RBI liberalises Money Changing Facilities
Press Release 2001-02/793, dated 12-1-2002, issued
by the Press Relations Division, RBI
Resident
entities wishing to undertake restricted money changing would no longer be
required to obtain licence from the Reserve Bank of India. Under the new scheme
announced by the Reserve Bank Authorised Dealers (ADs) and Full Fledged Money
Changers (FFMCs) have been accorded the freedom to enter into
agency/franchising agreements for the purposes of carrying on the business of
conversion of foreign currency notes, coins or travellers cheques into rupees.
ADs and FFMCs desirous of entering into such business arrangements would only
be required to obtain a one-time approval from the Reserve Bank. Details of the
new scheme are available on the FEMA RBI Website www.rbi.org.in. The names and
locations of the existing Restricted Money Changers will be made available on
the RBI website. Names and addresses of those who would henceforth operate
under the new scheme would also be made available on the RBI website.

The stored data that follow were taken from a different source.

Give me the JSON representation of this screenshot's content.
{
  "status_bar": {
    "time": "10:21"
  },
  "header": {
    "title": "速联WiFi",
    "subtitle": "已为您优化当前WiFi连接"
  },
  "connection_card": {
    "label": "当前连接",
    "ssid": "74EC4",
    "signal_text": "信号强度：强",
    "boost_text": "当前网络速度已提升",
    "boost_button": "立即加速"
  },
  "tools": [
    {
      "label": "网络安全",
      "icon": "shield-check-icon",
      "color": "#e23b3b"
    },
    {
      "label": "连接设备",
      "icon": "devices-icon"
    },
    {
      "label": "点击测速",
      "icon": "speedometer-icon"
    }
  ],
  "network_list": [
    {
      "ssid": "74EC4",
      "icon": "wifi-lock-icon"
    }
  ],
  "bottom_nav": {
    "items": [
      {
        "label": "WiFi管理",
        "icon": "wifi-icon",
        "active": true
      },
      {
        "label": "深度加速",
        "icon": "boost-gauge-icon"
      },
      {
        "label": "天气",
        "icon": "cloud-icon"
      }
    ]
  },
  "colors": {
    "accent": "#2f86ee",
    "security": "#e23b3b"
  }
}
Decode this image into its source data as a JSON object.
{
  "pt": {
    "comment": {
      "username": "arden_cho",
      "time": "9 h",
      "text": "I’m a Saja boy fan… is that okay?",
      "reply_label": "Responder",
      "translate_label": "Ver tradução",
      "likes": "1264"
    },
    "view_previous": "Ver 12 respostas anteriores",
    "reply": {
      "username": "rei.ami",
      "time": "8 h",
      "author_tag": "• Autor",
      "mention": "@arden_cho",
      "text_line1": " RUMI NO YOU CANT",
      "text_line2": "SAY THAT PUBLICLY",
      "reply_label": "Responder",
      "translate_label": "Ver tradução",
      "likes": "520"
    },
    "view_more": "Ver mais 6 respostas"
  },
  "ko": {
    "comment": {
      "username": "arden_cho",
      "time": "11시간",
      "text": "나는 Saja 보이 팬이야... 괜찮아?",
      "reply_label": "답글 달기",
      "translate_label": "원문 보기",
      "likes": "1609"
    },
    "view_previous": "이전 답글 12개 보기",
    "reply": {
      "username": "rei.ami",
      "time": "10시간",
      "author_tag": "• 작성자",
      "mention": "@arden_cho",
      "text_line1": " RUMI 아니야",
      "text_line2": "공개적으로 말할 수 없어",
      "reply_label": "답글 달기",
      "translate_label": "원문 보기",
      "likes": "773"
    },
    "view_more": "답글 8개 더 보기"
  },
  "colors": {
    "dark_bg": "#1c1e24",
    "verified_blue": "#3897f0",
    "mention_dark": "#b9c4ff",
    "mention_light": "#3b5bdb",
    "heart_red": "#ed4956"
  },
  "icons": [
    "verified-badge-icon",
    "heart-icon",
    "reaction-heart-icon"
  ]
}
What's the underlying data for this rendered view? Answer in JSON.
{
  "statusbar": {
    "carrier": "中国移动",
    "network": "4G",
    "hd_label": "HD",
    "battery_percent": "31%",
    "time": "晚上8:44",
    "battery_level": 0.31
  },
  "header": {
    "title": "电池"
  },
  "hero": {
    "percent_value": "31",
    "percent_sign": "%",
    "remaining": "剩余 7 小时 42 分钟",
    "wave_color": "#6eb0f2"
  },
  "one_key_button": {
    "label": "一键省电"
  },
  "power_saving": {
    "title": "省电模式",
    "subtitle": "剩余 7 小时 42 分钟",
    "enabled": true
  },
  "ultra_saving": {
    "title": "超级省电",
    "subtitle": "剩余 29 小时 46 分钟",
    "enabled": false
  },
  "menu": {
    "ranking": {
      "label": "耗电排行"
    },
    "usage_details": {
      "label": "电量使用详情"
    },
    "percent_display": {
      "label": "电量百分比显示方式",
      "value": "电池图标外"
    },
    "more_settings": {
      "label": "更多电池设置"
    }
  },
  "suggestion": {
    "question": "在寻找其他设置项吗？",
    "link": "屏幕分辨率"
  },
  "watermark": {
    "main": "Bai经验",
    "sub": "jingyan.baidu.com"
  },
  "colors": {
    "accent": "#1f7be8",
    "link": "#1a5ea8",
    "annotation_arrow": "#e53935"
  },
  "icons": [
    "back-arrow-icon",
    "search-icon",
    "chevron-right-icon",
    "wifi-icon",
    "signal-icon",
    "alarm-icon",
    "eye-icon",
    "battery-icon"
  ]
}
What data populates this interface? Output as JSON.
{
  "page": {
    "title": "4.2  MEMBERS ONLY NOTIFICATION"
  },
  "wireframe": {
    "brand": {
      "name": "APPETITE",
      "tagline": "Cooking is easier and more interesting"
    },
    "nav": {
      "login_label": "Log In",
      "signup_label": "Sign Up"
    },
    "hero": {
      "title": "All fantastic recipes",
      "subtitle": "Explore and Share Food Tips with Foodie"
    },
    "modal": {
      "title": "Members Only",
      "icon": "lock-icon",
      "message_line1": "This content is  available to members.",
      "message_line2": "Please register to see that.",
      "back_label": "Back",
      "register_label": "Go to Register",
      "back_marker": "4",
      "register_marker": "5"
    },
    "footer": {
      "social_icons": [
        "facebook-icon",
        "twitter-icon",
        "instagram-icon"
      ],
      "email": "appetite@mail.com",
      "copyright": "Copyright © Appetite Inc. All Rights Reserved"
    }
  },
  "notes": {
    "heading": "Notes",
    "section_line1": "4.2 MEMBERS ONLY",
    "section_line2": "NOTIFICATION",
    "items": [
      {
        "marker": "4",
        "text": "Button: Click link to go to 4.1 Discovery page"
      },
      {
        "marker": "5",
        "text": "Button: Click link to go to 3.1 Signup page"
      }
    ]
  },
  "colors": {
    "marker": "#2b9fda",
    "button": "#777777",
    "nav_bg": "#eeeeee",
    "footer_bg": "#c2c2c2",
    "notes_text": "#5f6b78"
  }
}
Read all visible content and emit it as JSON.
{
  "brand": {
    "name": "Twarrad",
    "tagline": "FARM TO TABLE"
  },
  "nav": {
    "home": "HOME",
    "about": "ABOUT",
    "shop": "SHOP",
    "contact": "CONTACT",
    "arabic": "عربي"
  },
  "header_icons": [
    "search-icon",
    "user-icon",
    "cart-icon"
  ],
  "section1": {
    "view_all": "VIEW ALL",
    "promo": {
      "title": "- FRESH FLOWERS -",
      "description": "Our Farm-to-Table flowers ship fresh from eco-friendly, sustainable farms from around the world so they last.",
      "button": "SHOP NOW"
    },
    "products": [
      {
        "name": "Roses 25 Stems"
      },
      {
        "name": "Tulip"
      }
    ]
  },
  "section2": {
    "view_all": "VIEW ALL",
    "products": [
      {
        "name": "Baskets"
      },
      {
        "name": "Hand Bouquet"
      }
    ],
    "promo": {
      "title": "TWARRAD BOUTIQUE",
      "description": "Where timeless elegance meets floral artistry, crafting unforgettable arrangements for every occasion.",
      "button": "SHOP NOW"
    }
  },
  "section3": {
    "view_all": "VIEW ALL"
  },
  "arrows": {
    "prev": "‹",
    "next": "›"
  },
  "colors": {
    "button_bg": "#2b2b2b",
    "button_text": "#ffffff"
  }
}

Scheme for Authorised Dealers and Full Fledged Money Changers AppointingAgents/Franchisees for Undertaking Restricted Money Changing
The objective of
the Scheme is to provide easier conversion facilities for travellers and
tourists, including NRIs, by enlarging the network of money changing facilities
in the country. It is expected that the new facility, given below, will enable
banks and full fledged money changers to provide such facilities at all tourist
centres and major cities for extended hours and on holidays.
At present, the
conversion of currency notes, coins or travellers’ cheques designated in
foreign currency into Indian rupees is possible through Banks designated as
Authorised Dealers (ADs) as also through two other channels viz., (a) Full
Fledged Money Changers (FFMCs) and (b) Restricted Money Changers (RMCs). While
FFMCs are allowed to, both, buy and sell foreign exchange against Indian
rupees, the RMCs can only buy foreign exchange against Indian rupees. At
present all the above entities require authorisation from the Reserve Bank to
undertake the money changing business.
Under the proposed
scheme, in addition to the existing facilities, RBI would freely permit Banks
i.e., ADs and FFMCs to enter into agency/franchising agreements at their option
with entities for the purposes of carrying on Restricted Money Changing
business i.e., conversion of foreign currency notes, coins or travellers’
cheques into rupees.
Franchisee
A franchisee can
be any entity who has a place of business and whose bona fides are acceptable
to the AD/FFMC. These franchisees would undertake only restricted money
changing business.
Franchisers are
free to decide on the tenor of the arrangement as also the commission or fee
through mutual agreement with the franchisee.
The
Agency/Franchise agreement to be entered into by an AD/FFMC should, however,
include the following salient features :
a. The display of
exchange rates by the franchisee. Exchange Rate of foreign currency into rupees
should be the same or close to the daily exchange rate charged by the AD/FFMC
at its branches.
b. The surrender of
collections by the franchisee to the franchiser or other authorised persons, as
may be agreed upon, within 7 days.
c. The maintenance of proper record of transactions by the
franchisee.
d. The on-site
inspection of premises and records of the franchisee by the franchiser at least
once a year.
The Franchiser
i.e., an AD or an FFMC would need to apply to the Reserve Bank in the enclosed
format for putting in place arrangements under this Scheme. The application
should be accompanied by a declaration that while selecting the franchisees
adequate due diligence has been carried out and that such entities have
undertaken to comply with all the provisions of the franchising
agreement/prevailing RBI regulations regarding money changing. Approvals would
be issued by the Reserve Bank on a one time basis. Thereafter, as and when new
agency/franchise agreements are entered into, these would have to be reported
to the Reserve Bank on a post facto
basis along with similar declaration as indicated above.
Existing RMCs
who are licensed by the Reserve Bank are free to undertake money changing under
this scheme as a franchisee of an AD/FFMC on surrendering the existing RBI
licence. Those who do not opt for operation under this Scheme may continue to
undertake existing money changing business until further notice.
Franchisers are
free to select centres for operationalising the Scheme.
Franchisers
would be expected to impart training to the agents/franchisees as regards
operations and maintenance of records. Reserve Bank would also be willing to
provide the required support for organising such training, subject to mutual
convenience.
The franchisers
i.e., ADs/FFMCs would be expected to put in place adequate arrangements for
reporting of transactions by the franchisees to ADs/FFMCs in a simple format to
be prescribed by them on a regular basis, say at monthly intervals.
As mentioned
above, a system of inspection of the books of franchisees should be put in
place. The purpose of such inspection, which should be done at least once a
year would be to ensure that the money changing business is being carried out
by the franchisees in conformity with the terms of agreement/prevailing RBI
guidelines and that necessary records are being maintained by the franchisees.